Summary
- A judge finds AI more helpful in a real case than some traditional tools in deciding the case.
- Despite its risks, AI holds promise as a tool for judicial decision-making.
Judge Kevin Newsom isn’t exactly an umpire, but he’s close to it. He’s a federal judge on the United States Court of Appeals for the 11th Circuit.
Because of his position, the legal community took notice of his 29-page concurring opinion in Snell v. United Specialty Insurance Co.—an opinion that can be read as a defense of the use of artificial intelligence (AI) by attorneys and even by the courts.
It’s easy—and becoming easier—to find court opinions attacking the use of AI by attorneys in their brief writing. A close reading of those opinions, however, reveals that it’s usually the misuse rather than the use of AI that’s the problem. Typically, the attorney has cited a nonexistent decision. Challenged by the court or opposing lawyer to explain the mystery citation, the attorney points the finger of blame at ChatGPT or some other AI-powered large language model (LLM).
But in each of those cases, the real fault lies with the attorney, for not only failing to read the decision being cited, but even failing to ascertain its existence.
Judge Newsom took the opportunity of a concurring opinion to explore whether ChatGPT and other AI-powered LLMs might be helpful in deciding a case. The answer was yes.
An Alabama family hired James Snell’s landscaping company for a backyard project that included the installation of a ground-level trampoline. Later, Matthew Burton sued the family when his daughter’s head struck the trampoline pit’s retaining wall, injuring her. He later added Snell and his company to the complaint, alleging negligent installation.
Snell’s liability insurer denied coverage based on two policy provisions. First, the only “specified operations” in the policy was “landscaping.” Second, in his application (which Alabama law makes part of the policy), Snell checked “No” to the question, “Do you do any recreational or playground equipment construction or erection?”
When the district court sided with the insurer, Snell appealed to the 11th Circuit. In one respect, the Snell case was ideal for an LLM experiment: The case turned in part on the meaning of an everyday term: landscaping. Also, there was no risk in the experiment because Snell’s answering “No” to the question about recreational and playground equipment was sufficient to assure a win for the insurer.

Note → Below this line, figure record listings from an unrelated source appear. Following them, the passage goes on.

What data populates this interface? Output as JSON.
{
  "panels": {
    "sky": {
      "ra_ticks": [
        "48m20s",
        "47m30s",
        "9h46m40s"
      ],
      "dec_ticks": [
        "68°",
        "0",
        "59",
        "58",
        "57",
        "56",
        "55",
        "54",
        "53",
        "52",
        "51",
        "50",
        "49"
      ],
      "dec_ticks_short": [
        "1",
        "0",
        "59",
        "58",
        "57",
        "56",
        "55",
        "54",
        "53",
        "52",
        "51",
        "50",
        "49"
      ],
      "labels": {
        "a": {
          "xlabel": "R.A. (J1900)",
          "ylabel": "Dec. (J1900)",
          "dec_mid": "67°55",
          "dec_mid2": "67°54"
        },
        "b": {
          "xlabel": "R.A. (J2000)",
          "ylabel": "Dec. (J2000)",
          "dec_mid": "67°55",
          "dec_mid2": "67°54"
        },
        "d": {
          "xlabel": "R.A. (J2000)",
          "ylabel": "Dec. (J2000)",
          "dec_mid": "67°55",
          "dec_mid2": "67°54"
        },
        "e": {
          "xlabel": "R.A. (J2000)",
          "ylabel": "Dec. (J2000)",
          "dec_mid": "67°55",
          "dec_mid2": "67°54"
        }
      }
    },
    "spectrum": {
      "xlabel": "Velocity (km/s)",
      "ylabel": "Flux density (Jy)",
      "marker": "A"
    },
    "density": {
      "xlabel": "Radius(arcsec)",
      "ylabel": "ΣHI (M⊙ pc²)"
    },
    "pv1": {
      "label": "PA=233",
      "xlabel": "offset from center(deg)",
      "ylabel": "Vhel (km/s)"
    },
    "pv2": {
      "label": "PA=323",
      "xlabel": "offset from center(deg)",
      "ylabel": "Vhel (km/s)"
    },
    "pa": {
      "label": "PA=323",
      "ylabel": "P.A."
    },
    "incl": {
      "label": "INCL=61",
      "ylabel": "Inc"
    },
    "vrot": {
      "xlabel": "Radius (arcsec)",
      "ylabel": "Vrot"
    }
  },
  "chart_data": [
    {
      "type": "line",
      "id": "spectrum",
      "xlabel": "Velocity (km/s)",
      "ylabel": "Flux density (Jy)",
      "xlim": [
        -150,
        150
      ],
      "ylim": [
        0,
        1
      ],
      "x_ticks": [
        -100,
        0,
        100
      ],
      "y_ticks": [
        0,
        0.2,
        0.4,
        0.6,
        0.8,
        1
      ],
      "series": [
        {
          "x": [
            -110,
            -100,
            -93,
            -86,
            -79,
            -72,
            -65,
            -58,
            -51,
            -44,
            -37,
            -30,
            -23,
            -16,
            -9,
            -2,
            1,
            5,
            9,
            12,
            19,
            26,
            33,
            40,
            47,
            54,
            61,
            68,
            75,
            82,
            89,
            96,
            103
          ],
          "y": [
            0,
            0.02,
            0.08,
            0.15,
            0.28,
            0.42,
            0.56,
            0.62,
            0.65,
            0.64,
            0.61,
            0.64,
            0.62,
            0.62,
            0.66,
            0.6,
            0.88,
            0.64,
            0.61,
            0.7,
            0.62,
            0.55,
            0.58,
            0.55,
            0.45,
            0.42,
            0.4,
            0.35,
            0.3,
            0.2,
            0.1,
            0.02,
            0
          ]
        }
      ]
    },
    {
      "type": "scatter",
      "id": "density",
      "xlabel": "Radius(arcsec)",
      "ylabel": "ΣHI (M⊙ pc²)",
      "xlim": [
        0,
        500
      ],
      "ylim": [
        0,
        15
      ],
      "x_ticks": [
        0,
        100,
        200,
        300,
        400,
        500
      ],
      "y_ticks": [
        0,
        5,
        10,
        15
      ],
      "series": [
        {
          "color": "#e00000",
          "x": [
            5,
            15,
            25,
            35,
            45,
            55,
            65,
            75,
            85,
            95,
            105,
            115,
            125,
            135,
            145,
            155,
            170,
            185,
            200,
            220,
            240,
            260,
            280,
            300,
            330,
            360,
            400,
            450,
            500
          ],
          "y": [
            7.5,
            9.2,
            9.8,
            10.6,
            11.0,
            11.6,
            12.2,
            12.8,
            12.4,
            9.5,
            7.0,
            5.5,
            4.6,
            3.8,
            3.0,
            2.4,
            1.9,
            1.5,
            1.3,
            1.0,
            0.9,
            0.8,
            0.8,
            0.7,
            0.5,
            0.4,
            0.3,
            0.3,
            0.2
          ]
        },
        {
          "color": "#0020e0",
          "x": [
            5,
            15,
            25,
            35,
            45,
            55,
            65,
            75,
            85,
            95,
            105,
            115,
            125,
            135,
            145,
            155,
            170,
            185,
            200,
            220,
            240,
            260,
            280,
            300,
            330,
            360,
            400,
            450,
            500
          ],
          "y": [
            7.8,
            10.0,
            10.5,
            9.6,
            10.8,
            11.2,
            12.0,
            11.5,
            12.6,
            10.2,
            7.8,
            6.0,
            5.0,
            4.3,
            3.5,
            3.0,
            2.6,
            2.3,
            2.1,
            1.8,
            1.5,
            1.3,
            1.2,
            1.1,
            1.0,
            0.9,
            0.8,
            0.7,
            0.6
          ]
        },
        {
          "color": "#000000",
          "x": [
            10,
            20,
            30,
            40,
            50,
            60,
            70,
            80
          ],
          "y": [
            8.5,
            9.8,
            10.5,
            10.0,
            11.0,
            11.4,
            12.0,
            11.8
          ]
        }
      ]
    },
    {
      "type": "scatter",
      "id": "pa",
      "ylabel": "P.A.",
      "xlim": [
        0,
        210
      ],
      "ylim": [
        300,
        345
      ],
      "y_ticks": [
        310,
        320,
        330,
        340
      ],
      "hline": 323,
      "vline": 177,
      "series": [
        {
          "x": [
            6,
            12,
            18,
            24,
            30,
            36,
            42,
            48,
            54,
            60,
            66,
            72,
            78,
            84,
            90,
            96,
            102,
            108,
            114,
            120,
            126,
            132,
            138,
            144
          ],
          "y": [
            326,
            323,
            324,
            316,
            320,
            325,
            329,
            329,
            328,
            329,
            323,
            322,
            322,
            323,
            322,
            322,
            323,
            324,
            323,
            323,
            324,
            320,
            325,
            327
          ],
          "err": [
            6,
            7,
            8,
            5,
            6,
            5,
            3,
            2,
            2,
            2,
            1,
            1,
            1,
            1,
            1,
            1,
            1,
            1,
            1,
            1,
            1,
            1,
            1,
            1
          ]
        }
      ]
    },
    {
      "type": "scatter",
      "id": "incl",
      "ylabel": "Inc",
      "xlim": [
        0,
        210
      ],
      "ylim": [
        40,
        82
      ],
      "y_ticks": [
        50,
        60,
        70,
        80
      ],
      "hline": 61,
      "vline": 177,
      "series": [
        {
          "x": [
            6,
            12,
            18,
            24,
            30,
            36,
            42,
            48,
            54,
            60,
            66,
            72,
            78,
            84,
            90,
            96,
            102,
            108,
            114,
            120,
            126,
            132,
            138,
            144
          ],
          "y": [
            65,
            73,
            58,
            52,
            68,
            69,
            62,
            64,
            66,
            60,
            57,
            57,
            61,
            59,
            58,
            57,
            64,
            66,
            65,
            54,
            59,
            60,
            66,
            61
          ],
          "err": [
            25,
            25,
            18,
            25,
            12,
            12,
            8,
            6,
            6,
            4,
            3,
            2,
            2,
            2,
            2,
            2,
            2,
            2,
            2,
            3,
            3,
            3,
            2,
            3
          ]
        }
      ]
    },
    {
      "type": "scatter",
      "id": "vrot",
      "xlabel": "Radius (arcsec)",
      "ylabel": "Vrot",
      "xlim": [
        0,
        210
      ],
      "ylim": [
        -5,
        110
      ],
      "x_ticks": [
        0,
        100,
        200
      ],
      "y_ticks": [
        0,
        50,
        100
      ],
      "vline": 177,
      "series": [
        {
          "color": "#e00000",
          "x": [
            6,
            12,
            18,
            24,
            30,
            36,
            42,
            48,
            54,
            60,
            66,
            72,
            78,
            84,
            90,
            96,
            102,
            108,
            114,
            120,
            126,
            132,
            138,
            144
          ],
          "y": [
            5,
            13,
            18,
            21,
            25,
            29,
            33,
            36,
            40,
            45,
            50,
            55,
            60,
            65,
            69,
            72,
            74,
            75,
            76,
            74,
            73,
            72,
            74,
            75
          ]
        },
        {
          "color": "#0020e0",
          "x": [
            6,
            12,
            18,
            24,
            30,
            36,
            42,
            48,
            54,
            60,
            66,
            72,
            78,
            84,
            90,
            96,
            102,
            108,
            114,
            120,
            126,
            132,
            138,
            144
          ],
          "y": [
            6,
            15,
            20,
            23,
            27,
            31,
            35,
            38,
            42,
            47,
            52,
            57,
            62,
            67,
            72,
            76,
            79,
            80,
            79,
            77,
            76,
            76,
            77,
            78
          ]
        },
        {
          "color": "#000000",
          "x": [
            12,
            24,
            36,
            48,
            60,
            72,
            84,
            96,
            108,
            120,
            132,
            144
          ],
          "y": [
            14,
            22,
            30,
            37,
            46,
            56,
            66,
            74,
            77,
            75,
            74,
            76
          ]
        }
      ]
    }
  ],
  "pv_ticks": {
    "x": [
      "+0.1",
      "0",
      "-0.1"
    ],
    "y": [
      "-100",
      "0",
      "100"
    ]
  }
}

First, declaring himself a “plain-language guy,” Newsom recounted his analytical process. He consulted dictionaries but found their definitions unsatisfying. Must improvements be natural to qualify as landscaping? Must they be done for aesthetic reasons? And you can’t ask a dictionary whether landscaping includes trampoline installation.
He turned to LLMs and found them helpful—not fool-proof, but helpful. Why? He cited five reasons: They’re based on ordinary-language inputs, which is appealing to a plain-language guy. They can “understand” context, for example, distinguishing between a bat used in baseball and a bat that flies at night. They’re available to anyone with internet access. Their research is relatively transparent. And they’re more practical than other empirical methods, such as surveys.
Does the judge see drawbacks to relying on LLMs? Of course. One is the tendency of LLMs to “hallucinate,” making up authorities where none exist. Another is the underrepresentation of the language of people with little or no internet access.
On the whole, though, the judge found LLMs helpful, concluding,
… [T]his is my bottom line--I think that LLMs have promise. At the very least, it no longer strikes me as ridiculous to think that an LLM like ChatGPT might have something useful to say about common, everyday meaning of the words and phrases used in legal texts.